To validate this approach, a script was developed to unfold all subclasses and ascertain if the total number of unique classes corresponds to the number of top level entries in VerbNet. 

This script recursively extracts all entries from the subclasses field and lists them as independent classes, producing a total of 953 class entries. Within this expanded list, 351 entries were found to be duplicates, and there are only 602 unique classes among these entries.

In [2]:
def unfold_subclasses(entries: list) -> list:
    """
    Recursively unfolds subclasses into the main entries list.
    """
    unfolded = []
    for entry in entries:
        unfolded.append(entry)
        subclasses = entry.get('subclasses', [])
        if subclasses:
            unfolded.extend(unfold_subclasses(subclasses))
    return unfolded


entries = data.get('VerbNet', [])
unfolded_entries = unfold_subclasses(entries)

print(f"Total unfolded class entries (including subclasses): {len(unfolded_entries)} ")

duplicated_classes = 0
for entry in entries:
    class_id = entry.get('class_id', None)
    count = 0
    for unfolded_entry in unfolded_entries:
        if unfolded_entry.get('class_id') == class_id:
            count += 1
    if count > 1:
        duplicated_classes += (count-1)
assert duplicated_classes == len(unfolded_entries) - len(entries), "The number of duplicated classes doesn't match the number of total classes"
print(f"Duplicated entries: {duplicated_classes}")

unique_classes = set()
for enty in unfolded_entries:
    class_id = enty.get('class_id', '[no ID]')
    unique_classes.add(class_id)
print(f"Unique entries: {len(unique_classes)}")

Total unfolded class entries (including subclasses): 953 
Duplicated entries: 351
Unique entries: 602


On the other hand, the total number of class entries listed in VerbNet is precisely 602. This confirms that VerbNet already provides a distinct record for every top level class and subclass, with the parent and child relationships serving as cross references between these records.

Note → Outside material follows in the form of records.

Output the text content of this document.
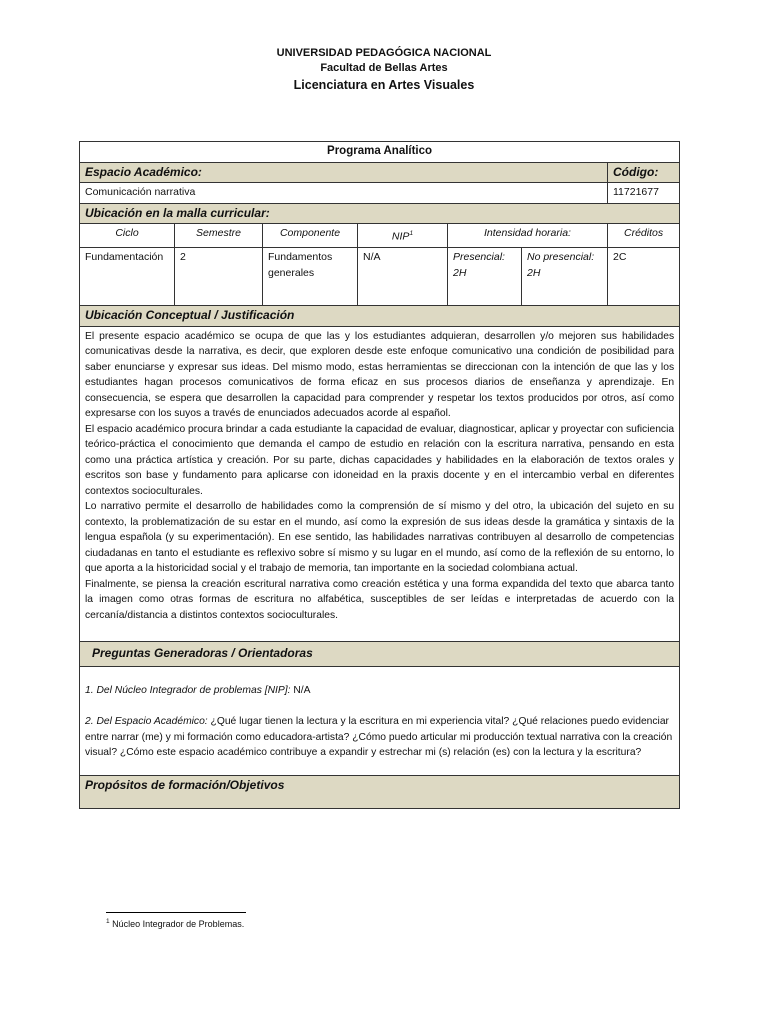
UNIVERSIDAD PEDAGÓGICA NACIONAL
Facultad de Bellas Artes
Licenciatura en Artes Visuales
Programa Analítico						
Espacio Académico:						Código:
Comunicación narrativa						11721677
Ubicación en la malla curricular:						
Ciclo	Semestre	Componente	NIP$^1$	Intensidad horaria:		Créditos
Fundamentación	2	Fundamentos generales	N/A	Presencial: 2H	No presencial: 2H	2C
Ubicación Conceptual / Justificación						

El presente espacio académico se ocupa de que las y los estudiantes adquieran, desarrollen y/o mejoren sus habilidades comunicativas desde la narrativa, es decir, que exploren desde este enfoque comunicativo una condición de posibilidad para saber enunciarse y expresar sus ideas. Del mismo modo, estas herramientas se direccionan con la intención de que las y los estudiantes hagan procesos comunicativos de forma eficaz en sus procesos diarios de enseñanza y aprendizaje. En consecuencia, se espera que desarrollen la capacidad para comprender y respetar los textos producidos por otros, así como expresarse con los suyos a través de enunciados adecuados acorde al español.

El espacio académico procura brindar a cada estudiante la capacidad de evaluar, diagnosticar, aplicar y proyectar con suficiencia teórico-práctica el conocimiento que demanda el campo de estudio en relación con la escritura narrativa, pensando en esta como una práctica artística y creación. Por su parte, dichas capacidades y habilidades en la elaboración de textos orales y escritos son base y fundamento para aplicarse con idoneidad en la praxis docente y en el intercambio verbal en diferentes contextos socioculturales.

Lo narrativo permite el desarrollo de habilidades como la comprensión de sí mismo y del otro, la ubicación del sujeto en su contexto, la problematización de su estar en el mundo, así como la expresión de sus ideas desde la gramática y sintaxis de la lengua española (y su experimentación). En ese sentido, las habilidades narrativas contribuyen al desarrollo de competencias ciudadanas en tanto el estudiante es reflexivo sobre sí mismo y su lugar en el mundo, así como de la reflexión de su entorno, lo que aporta a la historicidad social y el trabajo de memoria, tan importante en la sociedad colombiana actual.

Finalmente, se piensa la creación escritural narrativa como creación estética y una forma expandida del texto que abarca tanto la imagen como otras formas de escritura no alfabética, susceptibles de ser leídas e interpretadas de acuerdo con la cercanía/distancia a distintos contextos socioculturales.						

Preguntas Generadoras / Orientadoras						

1. Del Núcleo Integrador de problemas [NIP]: N/A

2. Del Espacio Académico: ¿Qué lugar tienen la lectura y la escritura en mi experiencia vital? ¿Qué relaciones puedo evidenciar entre narrar (me) y mi formación como educadora-artista? ¿Cómo puedo articular mi producción textual narrativa con la creación visual? ¿Cómo este espacio académico contribuye a expandir y estrechar mi (s) relación (es) con la lectura y la escritura?						

Propósitos de formación/Objetivos						
$^1$ Núcleo Integrador de Problemas.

Consequently, we report the number of distinct classes in VerbNet as 602.

In [3]:
print(f"Entries in VerbNet: {len(entries)}")
assert len(entries) == len(unique_classes), "The number of entries in VerbNet is different from the number of unique classes"

Entries in VerbNet: 602


Out of these 602 classes, 329 have been identified as top-level classes, featuring subclass hierarchies that reach a maximum depth of five levels.

In [4]:
top_level_class = set()
max_depth = 0
for entry in entries:
    name = entry.get('class_id', 'unknown')
    if len(name.split('-')) == 2:
        top_level_class.add(name)
    max_depth = max(len(name.split('-')), max_depth)
print(f"Top-level classes: {len(top_level_class)}")
print(f"max depth of subclass: {max_depth}")

Top-level classes: 329
max depth of subclass: 5


### Counting frames

Frames are the frame schemas attached to classes. Each frame schema attributes to an usage of the verb. After aggregating over all class entries, the total number of frames in VerbNet is 1591

In [5]:
class_nframes = dict()
entries = data.get('VerbNet', [])
for entry in entries:
    frames = entry['frames']
    class_nframes[entry['class_id']] = len(frames)

print("Total frames in VerbNet: " + str(sum(class_nframes.values())))


Total frames in VerbNet: 1591